As is expected, there are new player characters, vault hunters, to choose from. Each has three quite distinct ability trees you can pursue, and which I did find gave very different flavours. I played as Amara, the siren, whose special ability summoned huge disembodied fists to pummell my insectoid enemies, and I specced to have self-healing and boosts to hit points. My favourite, though, was FL4K the beastmaster. They were my favourite because they are accompanied by a large and fearsome pet that they talk to and encourage during battle.
Sage protested that asking him his favourite was like Sophie's Choice, but did say that Moze, the soldier character, was locked-in first.
"Basically, we, on the development team, were like, ‘Well, what’s better than a turret?’ It’s like, ‘Getting in and driving around the turret.’" Sage explained. "But the team is like, ‘Wait, you want to do what? You want a mech?’"
The creation of Moze's mech, Iron Bear, meant they had to change a bunch of assets in the game, notably doors, to make sure it could all be traversed in a big ol' metal monster suit.
But aside from the guns, and the vault hunters, probably the third tentpole that holds up the Borderlands big top is humour, which Sage described as "genuine irreverance". Humour without keeping one hand on the human always falls flat. He told me that good humour to him is "always a matter of, how truthful was it? How much did that hurt to say, at some level?" Part of the success of the humour in Borderlands comes from the fact that they, as creators, genuinely care about the characters they've made, and know how they'd react in certain situations.

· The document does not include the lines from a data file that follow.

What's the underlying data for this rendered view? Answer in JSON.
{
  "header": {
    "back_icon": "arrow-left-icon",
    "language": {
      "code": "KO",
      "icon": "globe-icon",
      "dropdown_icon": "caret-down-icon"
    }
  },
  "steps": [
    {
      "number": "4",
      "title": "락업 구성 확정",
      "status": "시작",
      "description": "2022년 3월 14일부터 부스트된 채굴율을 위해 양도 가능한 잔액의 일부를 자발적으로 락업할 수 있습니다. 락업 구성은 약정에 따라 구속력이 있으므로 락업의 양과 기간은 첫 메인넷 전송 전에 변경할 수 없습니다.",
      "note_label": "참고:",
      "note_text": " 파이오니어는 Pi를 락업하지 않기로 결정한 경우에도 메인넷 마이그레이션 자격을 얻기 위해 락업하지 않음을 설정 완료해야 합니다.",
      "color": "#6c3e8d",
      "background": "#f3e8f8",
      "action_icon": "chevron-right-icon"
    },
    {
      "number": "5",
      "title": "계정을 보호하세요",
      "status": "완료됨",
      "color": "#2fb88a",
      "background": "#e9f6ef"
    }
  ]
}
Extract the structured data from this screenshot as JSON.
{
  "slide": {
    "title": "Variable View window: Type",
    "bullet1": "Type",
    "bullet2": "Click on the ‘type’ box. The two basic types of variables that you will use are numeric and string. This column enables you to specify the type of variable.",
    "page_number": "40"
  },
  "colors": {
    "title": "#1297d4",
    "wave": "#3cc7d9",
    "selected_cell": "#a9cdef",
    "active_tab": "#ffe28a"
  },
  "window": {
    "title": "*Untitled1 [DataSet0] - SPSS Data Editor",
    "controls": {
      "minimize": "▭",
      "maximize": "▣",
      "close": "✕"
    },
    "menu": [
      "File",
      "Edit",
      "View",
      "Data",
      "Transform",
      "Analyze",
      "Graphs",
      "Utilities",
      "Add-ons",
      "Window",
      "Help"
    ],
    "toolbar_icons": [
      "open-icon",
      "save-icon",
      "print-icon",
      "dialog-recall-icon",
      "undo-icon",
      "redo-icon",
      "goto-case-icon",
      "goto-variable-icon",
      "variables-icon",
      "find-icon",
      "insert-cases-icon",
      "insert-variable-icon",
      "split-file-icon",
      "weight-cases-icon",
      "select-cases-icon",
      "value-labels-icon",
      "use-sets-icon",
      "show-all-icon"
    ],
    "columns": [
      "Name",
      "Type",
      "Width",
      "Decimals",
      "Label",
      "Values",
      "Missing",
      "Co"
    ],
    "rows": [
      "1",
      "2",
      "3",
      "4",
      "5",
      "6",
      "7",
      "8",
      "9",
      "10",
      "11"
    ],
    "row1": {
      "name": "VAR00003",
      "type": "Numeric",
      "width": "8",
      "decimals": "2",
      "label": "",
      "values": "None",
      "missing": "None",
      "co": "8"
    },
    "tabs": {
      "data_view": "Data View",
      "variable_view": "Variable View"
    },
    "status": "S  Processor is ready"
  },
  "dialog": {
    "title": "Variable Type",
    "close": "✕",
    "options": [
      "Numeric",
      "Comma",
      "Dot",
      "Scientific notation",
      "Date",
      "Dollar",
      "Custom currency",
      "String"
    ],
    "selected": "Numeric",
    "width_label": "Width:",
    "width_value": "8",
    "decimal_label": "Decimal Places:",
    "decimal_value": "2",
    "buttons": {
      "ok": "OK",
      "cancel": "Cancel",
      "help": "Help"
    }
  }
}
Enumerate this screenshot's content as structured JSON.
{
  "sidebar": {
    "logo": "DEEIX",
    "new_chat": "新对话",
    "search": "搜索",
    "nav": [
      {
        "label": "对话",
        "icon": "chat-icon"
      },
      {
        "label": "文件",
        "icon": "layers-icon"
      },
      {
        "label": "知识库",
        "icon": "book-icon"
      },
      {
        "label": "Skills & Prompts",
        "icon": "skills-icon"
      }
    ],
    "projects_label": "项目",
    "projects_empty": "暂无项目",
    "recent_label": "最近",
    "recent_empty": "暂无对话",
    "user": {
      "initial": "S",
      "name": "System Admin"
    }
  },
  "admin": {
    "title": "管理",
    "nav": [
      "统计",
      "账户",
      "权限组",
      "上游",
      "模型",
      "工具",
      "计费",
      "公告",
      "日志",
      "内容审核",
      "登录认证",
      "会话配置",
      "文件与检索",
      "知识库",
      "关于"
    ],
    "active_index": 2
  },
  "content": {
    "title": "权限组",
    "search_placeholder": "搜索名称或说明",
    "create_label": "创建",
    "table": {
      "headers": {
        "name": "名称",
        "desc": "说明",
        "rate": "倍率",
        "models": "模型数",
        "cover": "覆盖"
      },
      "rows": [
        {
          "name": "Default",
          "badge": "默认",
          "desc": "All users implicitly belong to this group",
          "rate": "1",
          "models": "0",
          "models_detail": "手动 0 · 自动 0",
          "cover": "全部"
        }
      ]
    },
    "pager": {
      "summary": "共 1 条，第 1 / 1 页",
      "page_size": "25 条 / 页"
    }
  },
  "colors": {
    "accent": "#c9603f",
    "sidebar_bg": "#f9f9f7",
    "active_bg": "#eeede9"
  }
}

"You can’t force it. You absolutely cannot. But you do need it. The humour is the -" and here he broke off and laughed, with possibly a perfect example of what he was trying to explain, " - I almost said the Xanax for tension."
Shooters, he explained, thrive off tension, and the humour provides a moment of catharsis. This is possibly why Borderlands has attracted a lot of genuine fans over the years, the kind who cosplay and make phone charms of Handsome Jack. Compared to other shooters without humour, it provides pacing, and a wink-wink-nudge-nudge shared between developer and player.
But because it's been a while, there are going to be players for whom Borderlands 3 is their first Borderlands game. Are Gearbox thinking about them too? Sage answered that with a very emphatic "every step of the way." In story-focused meetings the first question is always something like, but what if they don't know who Lilith is? What if they don't care?
They're working, he said, to have enough of the familiar, balanced with enough background to make sure new players aren't left out. Even Claptrap, the little rhomboid robot who's so annoying you hate him but love him but sort of hate him, was looked at from a newcomer's perspective. It was: "Okay, they might not know who Claptrap is, he has to be very Claptrap right away so they get that introduction."
The possibility of Claptrap being very Claptrap will mean different things to different people. He is, to be fair, emblematic of the this-one-goes-to-11 attitude of Borderlands. But there are subtleties to Borderlands 3 that Sage says he almost hopes nobody notices.
"There’s individual sounds on guns, that are completely unique to those guns, that nobody should ever pick out or hear," he said, noting that all the hard work of the audio team will mean players will just like the sound of the guns. Maps are filled with more interesting things to find, so running a distance doesn't feel just like running a distance. Elemental damage types now affect bodies of water. "I don’t know if they’ll ever be called out, and I kind of hope they’re not," he said. "Just because I hope people are like, ‘This feels good.’"
Like an exploding coat, Paul. Like an exploding coat.